Updated: Feb 8
Is it rational to pay for exorbitant Chinese New Year goodies that you can eat all year round?
You have seen those Bak Kwa (traditional Chinese BBQ Pork) queues in Chinatown haven't you (with the exception of this year, of course)? Snaking queues that look as if Apple were launching new iPhones! (We will talk about that madness another time). Think about it; you could eat Bak Kwa all year round, why do people pay higher prices and spend time queuing just to get it during Chines New Year? Is this even rational?
1. Higher and More Inelastic Demand = Higher Prices
During Chinese New Year, traditional goodies such as Bak Kwa are seen as indispensable. This preference to have traditional foodstuff to host family and friends, drive demand to the highest in the entire year. At the same time, the perceived indispensability makes the demand curve highly price inelastic. As demand rises and become more inelastic, it is inevitable that there would be a significant increase in prices. What about the queues? Well in reality, prices do not adjust to the equilibrium levels that easily. Remember that before prices rise, there is a temporary shortage that leads to consumers bidding higher prices for the scarce good. For so long as the shortage exists, non-price rationing sets in and manifests as queues.
2. Don't Forget Supply!
Bak Kwa and many other Chinese Goodies are best consumed freshly made, or within a couple of weeks of being made. These food tend not to have much preservatives (unlike traditional snacks like chips and biscuits), and thus are slightly more perishable and difficult to make in advance and stored in anticipation of sales. This makes the supply curve relatively price inelastic as well. Put this together with the rising and increasingly price inelastic demand, you have the perfect combination of factors that drive higher prices.
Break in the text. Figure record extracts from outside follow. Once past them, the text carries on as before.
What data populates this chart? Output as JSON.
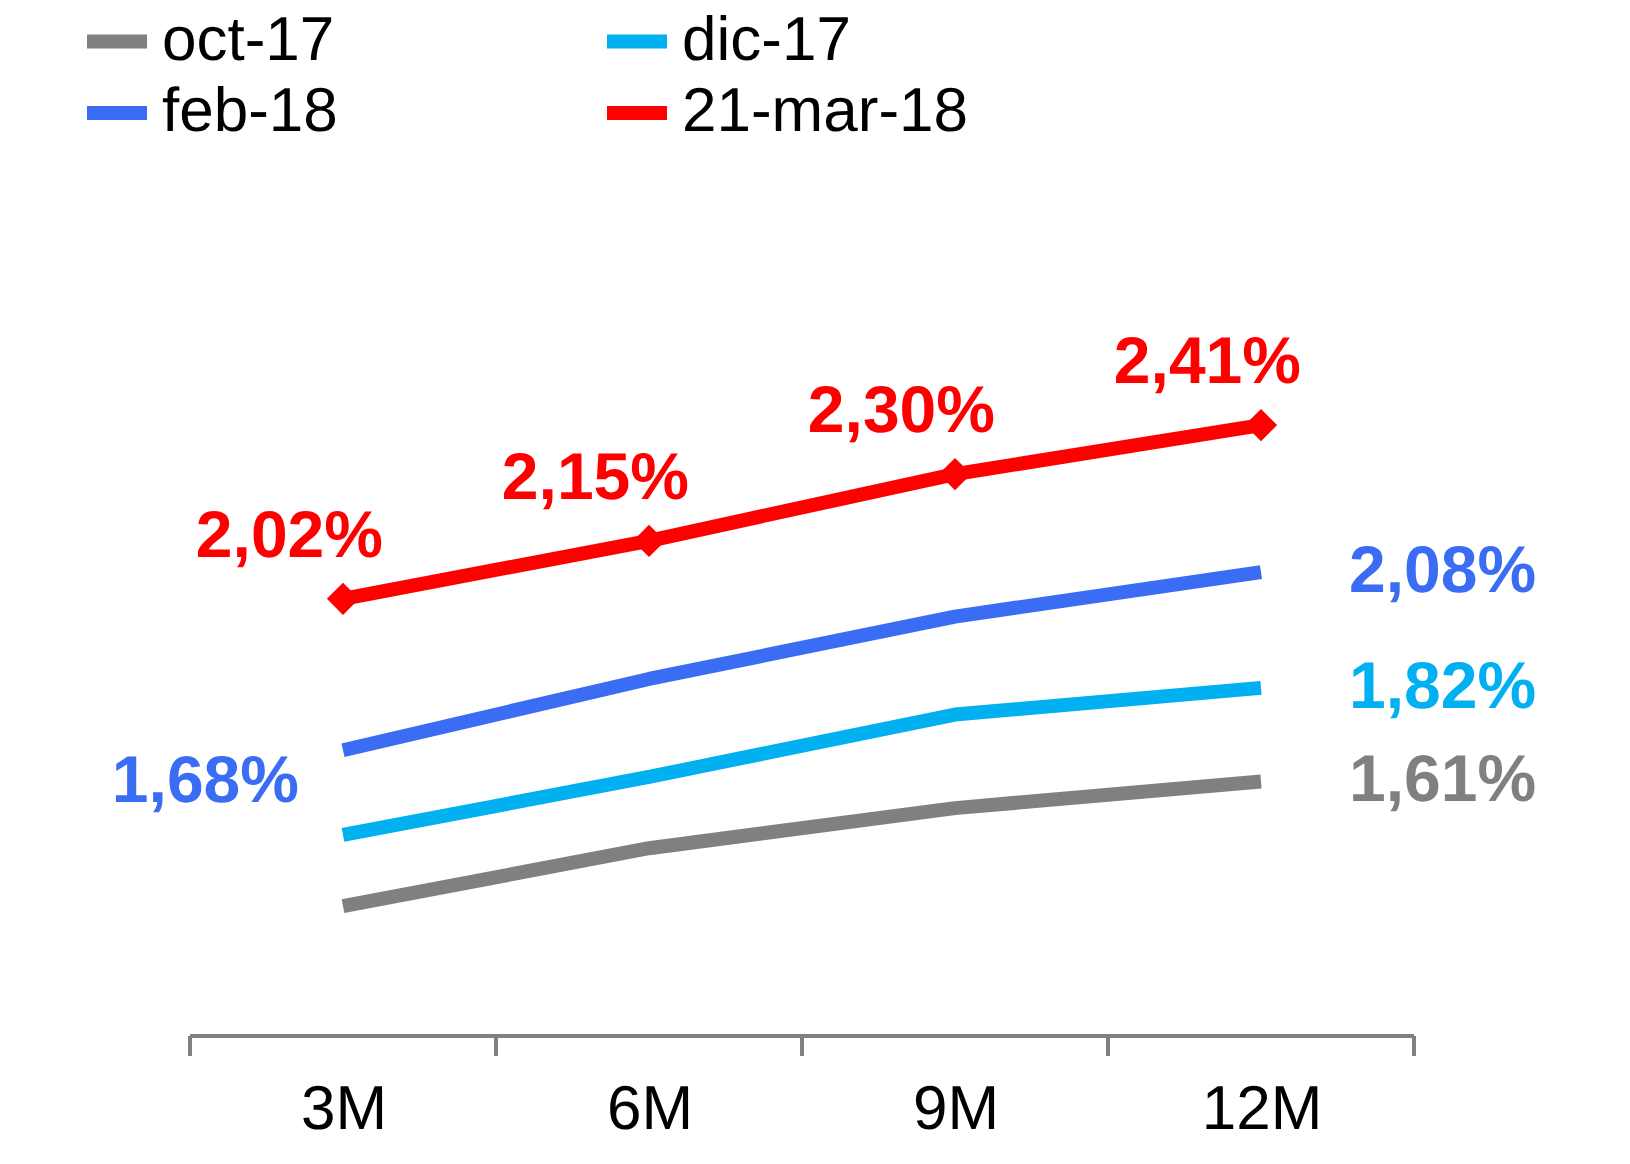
{
  "chart_data": {
    "type": "line",
    "categories": [
      "3M",
      "6M",
      "9M",
      "12M"
    ],
    "series": [
      {
        "name": "oct-17",
        "color": "#808080",
        "marker": "none",
        "values": [
          1.33,
          1.46,
          1.55,
          1.61
        ],
        "value_labels": [
          null,
          null,
          null,
          "1,61%"
        ]
      },
      {
        "name": "dic-17",
        "color": "#00b0f0",
        "marker": "none",
        "values": [
          1.49,
          1.62,
          1.76,
          1.82
        ],
        "value_labels": [
          null,
          null,
          null,
          "1,82%"
        ]
      },
      {
        "name": "feb-18",
        "color": "#3a6cf4",
        "marker": "none",
        "values": [
          1.68,
          1.84,
          1.98,
          2.08
        ],
        "value_labels": [
          "1,68%",
          null,
          null,
          "2,08%"
        ]
      },
      {
        "name": "21-mar-18",
        "color": "#ff0000",
        "marker": "diamond",
        "values": [
          2.02,
          2.15,
          2.3,
          2.41
        ],
        "value_labels": [
          "2,02%",
          "2,15%",
          "2,30%",
          "2,41%"
        ]
      }
    ],
    "legend": "top",
    "grid": false,
    "line_style": "solid"
  }
}
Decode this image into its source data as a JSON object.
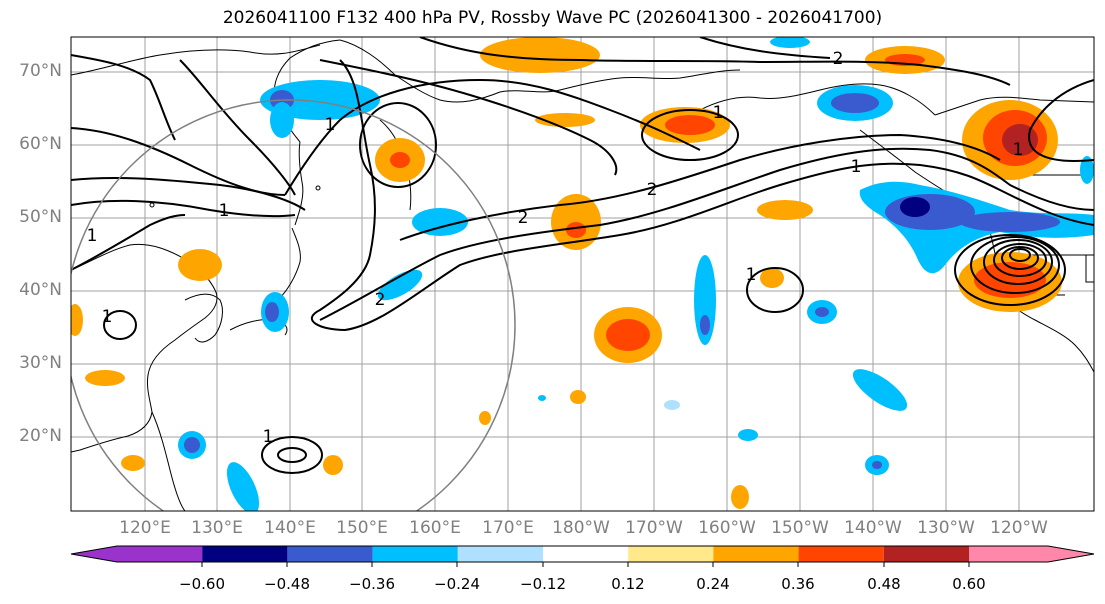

3. Is it Rational to Pay Higher Prices during Chinese New Year?
In the spirit of Asian prudence, it is easy to criticize "silly" people for queuing and paying sky high prices for Bak Kwa or pineapple tarts at the Takashimaya food fair. But as far as rationality goes, as long as consumers maximize their utility and consumer surplus, the outcome is great for them. Consider this: when demand rises, the perceived marginal benefit of consuming goods and services actually goes up (since D=MB). This is logical, since consumers would not be willing and able to pay higher prices for the same quantity of goods and services otherwise. Thus the new equilibrium would still maximize consumer surplus, as consumers would take reference from the new demand curve. Besides, how do we really quantify the joy of getting together with friends and family and enjoying some great traditional Chinese goodies? Priceless.
Chinese New Year; the best time of the year for Chinese families all around the world. Why spoil the mood with Economics? I'll spare you the conclusion this time. Happy Chinese New Year! Huat Ah!